According to the SBA’s latest Quarterly Lending Bulletin, micro loans accounted for the most growth in the fourth quarter of 2011, the most current data on record.
Small business loans totaled $597.8 billion during that period, the agency said.
The SBA bulletin, which tracked its data along with FDIC Call Reports, showed that the rate of decline in the dollar value of small business loans outstanding under $1 million was much slower, at negative 0.3% in the fourth quarter of FY 2011, compared with a decline of 1.2% in the previous quarter.
The value of small business C&I loans increased for the first time in seven quarters, the data showed. On net, bankers reported eased pricing terms on the loans as well as increased demand from small firms.
Depository lending institutions with consolidated assets over $50 billion continued to dominate the small lending market, according to the SBA.

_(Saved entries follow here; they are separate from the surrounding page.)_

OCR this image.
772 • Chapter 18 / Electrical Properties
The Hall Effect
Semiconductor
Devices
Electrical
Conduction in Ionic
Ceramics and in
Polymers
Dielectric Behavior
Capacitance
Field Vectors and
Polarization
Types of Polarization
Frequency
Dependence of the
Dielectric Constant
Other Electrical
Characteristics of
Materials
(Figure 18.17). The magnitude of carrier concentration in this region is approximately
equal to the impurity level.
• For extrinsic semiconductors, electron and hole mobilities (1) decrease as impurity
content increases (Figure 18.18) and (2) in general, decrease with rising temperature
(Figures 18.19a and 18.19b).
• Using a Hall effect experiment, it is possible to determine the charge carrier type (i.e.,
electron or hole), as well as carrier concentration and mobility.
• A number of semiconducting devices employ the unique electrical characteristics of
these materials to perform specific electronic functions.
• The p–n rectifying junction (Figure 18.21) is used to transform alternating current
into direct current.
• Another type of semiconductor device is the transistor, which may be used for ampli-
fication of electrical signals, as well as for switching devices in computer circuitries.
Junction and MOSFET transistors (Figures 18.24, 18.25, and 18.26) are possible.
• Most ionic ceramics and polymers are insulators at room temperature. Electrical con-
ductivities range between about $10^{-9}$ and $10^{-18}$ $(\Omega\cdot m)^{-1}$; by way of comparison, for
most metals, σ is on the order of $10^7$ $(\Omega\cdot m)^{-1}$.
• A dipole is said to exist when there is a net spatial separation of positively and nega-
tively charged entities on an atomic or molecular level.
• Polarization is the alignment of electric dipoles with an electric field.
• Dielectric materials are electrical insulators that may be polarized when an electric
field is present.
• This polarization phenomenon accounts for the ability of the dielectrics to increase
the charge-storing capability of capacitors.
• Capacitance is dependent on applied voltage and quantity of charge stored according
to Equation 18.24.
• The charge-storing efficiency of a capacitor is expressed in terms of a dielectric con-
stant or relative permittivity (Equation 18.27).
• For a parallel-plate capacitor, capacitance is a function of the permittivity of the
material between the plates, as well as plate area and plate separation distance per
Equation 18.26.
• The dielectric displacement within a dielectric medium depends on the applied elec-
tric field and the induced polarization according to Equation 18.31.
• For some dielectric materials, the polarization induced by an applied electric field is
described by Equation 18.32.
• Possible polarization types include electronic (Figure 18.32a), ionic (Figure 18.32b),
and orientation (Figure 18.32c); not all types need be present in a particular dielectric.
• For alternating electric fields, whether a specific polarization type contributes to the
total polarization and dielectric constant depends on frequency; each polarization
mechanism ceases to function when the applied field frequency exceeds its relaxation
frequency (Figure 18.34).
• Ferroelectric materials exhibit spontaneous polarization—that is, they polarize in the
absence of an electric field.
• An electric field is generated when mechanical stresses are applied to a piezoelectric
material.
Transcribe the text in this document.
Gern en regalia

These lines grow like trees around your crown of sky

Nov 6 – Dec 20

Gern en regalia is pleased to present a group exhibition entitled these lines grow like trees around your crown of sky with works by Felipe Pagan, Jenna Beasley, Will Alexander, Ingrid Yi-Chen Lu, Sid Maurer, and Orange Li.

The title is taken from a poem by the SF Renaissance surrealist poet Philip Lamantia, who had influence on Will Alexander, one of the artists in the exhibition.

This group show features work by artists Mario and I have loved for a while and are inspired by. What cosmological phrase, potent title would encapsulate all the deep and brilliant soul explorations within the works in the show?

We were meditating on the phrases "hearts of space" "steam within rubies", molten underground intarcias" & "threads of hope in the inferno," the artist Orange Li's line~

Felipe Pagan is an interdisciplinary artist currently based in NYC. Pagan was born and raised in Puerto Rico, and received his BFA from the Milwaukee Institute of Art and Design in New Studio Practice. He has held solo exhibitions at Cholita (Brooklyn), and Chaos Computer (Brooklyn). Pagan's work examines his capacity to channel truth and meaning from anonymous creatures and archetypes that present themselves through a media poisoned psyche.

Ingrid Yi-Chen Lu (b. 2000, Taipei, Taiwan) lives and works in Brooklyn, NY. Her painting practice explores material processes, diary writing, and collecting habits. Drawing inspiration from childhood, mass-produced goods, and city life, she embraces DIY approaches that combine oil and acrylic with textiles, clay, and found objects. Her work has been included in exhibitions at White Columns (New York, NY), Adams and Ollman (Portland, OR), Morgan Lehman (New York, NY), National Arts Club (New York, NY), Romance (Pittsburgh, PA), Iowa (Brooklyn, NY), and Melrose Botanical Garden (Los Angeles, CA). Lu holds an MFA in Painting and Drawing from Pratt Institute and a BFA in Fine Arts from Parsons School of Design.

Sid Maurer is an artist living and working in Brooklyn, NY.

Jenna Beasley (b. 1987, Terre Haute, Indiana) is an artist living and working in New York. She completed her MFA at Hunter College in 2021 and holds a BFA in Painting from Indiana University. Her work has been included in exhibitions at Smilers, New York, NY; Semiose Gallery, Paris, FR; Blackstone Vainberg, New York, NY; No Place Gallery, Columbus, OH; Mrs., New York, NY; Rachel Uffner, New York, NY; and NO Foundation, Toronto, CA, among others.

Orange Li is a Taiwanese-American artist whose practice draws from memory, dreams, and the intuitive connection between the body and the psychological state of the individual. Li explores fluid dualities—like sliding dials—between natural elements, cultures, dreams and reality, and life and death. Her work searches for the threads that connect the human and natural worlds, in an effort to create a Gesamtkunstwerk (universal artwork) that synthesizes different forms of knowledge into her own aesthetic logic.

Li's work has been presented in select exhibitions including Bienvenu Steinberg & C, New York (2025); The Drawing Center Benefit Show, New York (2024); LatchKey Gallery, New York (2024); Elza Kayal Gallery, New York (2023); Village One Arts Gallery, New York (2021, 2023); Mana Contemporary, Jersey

“Borrowing remained challenging for small businesses in fourth quarter 2011, even as the pace of economic activity increased and financial conditions overall were supportive of growth,” wrote SBA economist Victoria Williams, in the bulletin. “Economic indicators such as gross domestic product and total business lending continued on a slow upward trend. The recovery of small firms has been slow because of their inability to access credit markets.”